The housing market in the Twin Cities enjoyed its best month in nearly a decade in April, boosting confidence in the recovery — and prices.
Buyers signed 6,329 purchase agreements in the 13-county metro area. That’s the most since June 2005 and a 26 percent increase over last year, according to the Minneapolis Area Association of Realtors (MAAR).
Prices were up, as well. The median price of all sales last month was $215,600, a 10 percent increase over last year.
“Buyers are truly out in force this spring,” said Mike Hoffman, MAAR’s president. “Climbing rents, consistent job growth and finally some beginning signs of wage growth are all encouraging Twin Citizens to invest in homeownership.”

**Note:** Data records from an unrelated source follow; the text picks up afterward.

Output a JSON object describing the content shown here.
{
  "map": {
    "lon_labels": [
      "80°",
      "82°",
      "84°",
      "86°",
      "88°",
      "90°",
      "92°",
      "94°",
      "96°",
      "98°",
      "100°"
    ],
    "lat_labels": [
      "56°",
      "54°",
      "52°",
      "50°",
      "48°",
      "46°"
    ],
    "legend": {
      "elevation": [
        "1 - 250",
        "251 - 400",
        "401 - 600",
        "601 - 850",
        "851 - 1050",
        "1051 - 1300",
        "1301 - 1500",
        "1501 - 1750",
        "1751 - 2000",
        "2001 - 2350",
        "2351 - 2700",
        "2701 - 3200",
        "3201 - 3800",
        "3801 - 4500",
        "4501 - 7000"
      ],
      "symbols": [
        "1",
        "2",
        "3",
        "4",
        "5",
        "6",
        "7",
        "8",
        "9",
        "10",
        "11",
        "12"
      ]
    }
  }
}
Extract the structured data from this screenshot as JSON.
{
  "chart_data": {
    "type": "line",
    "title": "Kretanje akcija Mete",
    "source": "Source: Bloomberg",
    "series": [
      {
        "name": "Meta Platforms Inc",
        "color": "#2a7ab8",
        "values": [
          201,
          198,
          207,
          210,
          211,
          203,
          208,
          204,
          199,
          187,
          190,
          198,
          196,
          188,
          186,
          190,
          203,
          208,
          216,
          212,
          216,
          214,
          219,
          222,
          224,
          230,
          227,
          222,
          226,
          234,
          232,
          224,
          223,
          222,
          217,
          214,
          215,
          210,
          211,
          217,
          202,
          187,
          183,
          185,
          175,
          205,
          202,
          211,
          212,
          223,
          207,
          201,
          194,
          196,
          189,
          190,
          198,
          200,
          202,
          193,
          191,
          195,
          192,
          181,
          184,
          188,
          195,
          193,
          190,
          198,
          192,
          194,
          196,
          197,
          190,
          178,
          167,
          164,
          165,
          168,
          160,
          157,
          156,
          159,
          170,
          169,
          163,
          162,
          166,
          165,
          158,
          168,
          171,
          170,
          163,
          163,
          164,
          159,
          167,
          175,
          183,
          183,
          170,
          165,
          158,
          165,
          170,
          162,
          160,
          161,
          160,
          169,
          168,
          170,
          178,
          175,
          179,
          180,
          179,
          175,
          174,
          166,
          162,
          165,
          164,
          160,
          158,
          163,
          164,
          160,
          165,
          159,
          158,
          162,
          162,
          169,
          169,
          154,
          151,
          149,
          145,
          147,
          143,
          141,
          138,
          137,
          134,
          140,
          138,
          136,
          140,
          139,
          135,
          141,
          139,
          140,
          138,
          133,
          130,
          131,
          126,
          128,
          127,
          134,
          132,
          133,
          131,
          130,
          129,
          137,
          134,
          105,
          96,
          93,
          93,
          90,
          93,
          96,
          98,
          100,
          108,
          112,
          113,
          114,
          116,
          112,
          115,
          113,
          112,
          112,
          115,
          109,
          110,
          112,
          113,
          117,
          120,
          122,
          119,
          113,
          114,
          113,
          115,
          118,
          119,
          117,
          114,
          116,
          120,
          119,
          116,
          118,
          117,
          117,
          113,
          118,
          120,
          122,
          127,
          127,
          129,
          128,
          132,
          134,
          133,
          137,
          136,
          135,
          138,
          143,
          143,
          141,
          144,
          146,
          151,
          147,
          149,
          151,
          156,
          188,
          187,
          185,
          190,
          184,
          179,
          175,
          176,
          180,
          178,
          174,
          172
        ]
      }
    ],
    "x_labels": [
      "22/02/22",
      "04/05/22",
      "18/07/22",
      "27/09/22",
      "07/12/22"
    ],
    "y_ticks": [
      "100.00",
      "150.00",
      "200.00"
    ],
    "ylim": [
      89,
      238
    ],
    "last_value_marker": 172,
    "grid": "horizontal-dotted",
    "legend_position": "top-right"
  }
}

After a disappointing 2014, when sales fell 7 percent, home sales are rising sharply again because of low mortgage rates, higher home prices and steep declines in foreclosures.
“I don’t recall a spring market this strong,” said Dave Doran, broker for Exit Realty Metro in Minneapolis, who entered the business a dozen years ago. “If you are on the fence about listing your home at this time, I think you may be pleasantly surprised with the market value.”
For buyers, persistently low mortgage rates have been a major lure. Despite expectations that the average 30-year fixed rate mortgage would now be nearing 5 percent, that 30-year mortgage average has remained below 4 percent, nearly half its historical average.
At the same time, getting a mortgage is now a little easier than it’s been during recent years. With the recovery on solid footing and lenders seeing more economic stability, lending standards loosened slightly during April, especially for those seeking a government-backed mortgage, according to a mortgage credit availability report released Tuesday by the Mortgage Bankers Association.
Despite improvements in nearly every sector of the housing market, nearly 1 in 7 homeowners still owe more than their house is worth. That situation is rapidly changing as home prices rise, lifting thousands of homeowners out of negative equity and into the market.
That’s one of the reasons there were 8,613 new listings last month, a 10.7 percent increase over last year. And the bulk of those listings came from traditional sellers rather than banks and investors.
But sales are outpacing supply in some parts of the metro area, and the total number of properties for sale at the end of the month fell 1.9 percent. During April there were 4,701 closings, a 21 percent increase from last year. At the current sales pace, there are now only enough properties to last 3.4 months.
This imbalance between supply and demand is creating serious competition among buyers. About 20 percent of sellers are getting multiple bids for their homes. In 2005, the peak year for multiple bids, one in three sellers received more than one offer.
The competition is particularly visible in Minneapolis and St. Paul, where demand is especially strong for starter houses in move-in ready condition.
When Sue and Drew Boxrud, for example, sensed that house prices in their St. Paul neighborhood were finally on the rise, they were seduced by the prospect of a newer, larger house. The couple, with a new baby, had already replaced the roof and the windows, and did everything their agent, Doran, told them to do to get it ready for sale.
“We were really nervous,” Drew Boxrud said. “We weren’t sure that we’d get enough to get the new house we wanted.”
After shopping around a bit, the Boxruds were not able to find exactly what they wanted in their $300,000 to $400,000 price range, so they decided to build a house in Lakeville. They put their belongings in storage and moved into the basement of Drew’s parents’ house in Ham Lake.
At 11 p.m. on a recent Friday they listed their house for $157,000. By the next day at 9 p.m., they had 13 showings and three offers, including one for $6,000 over the list price.
“We have heard so much about how long it can take to sell a house,” Sue Boxrud said. “We were shocked and pleasantly surprised.”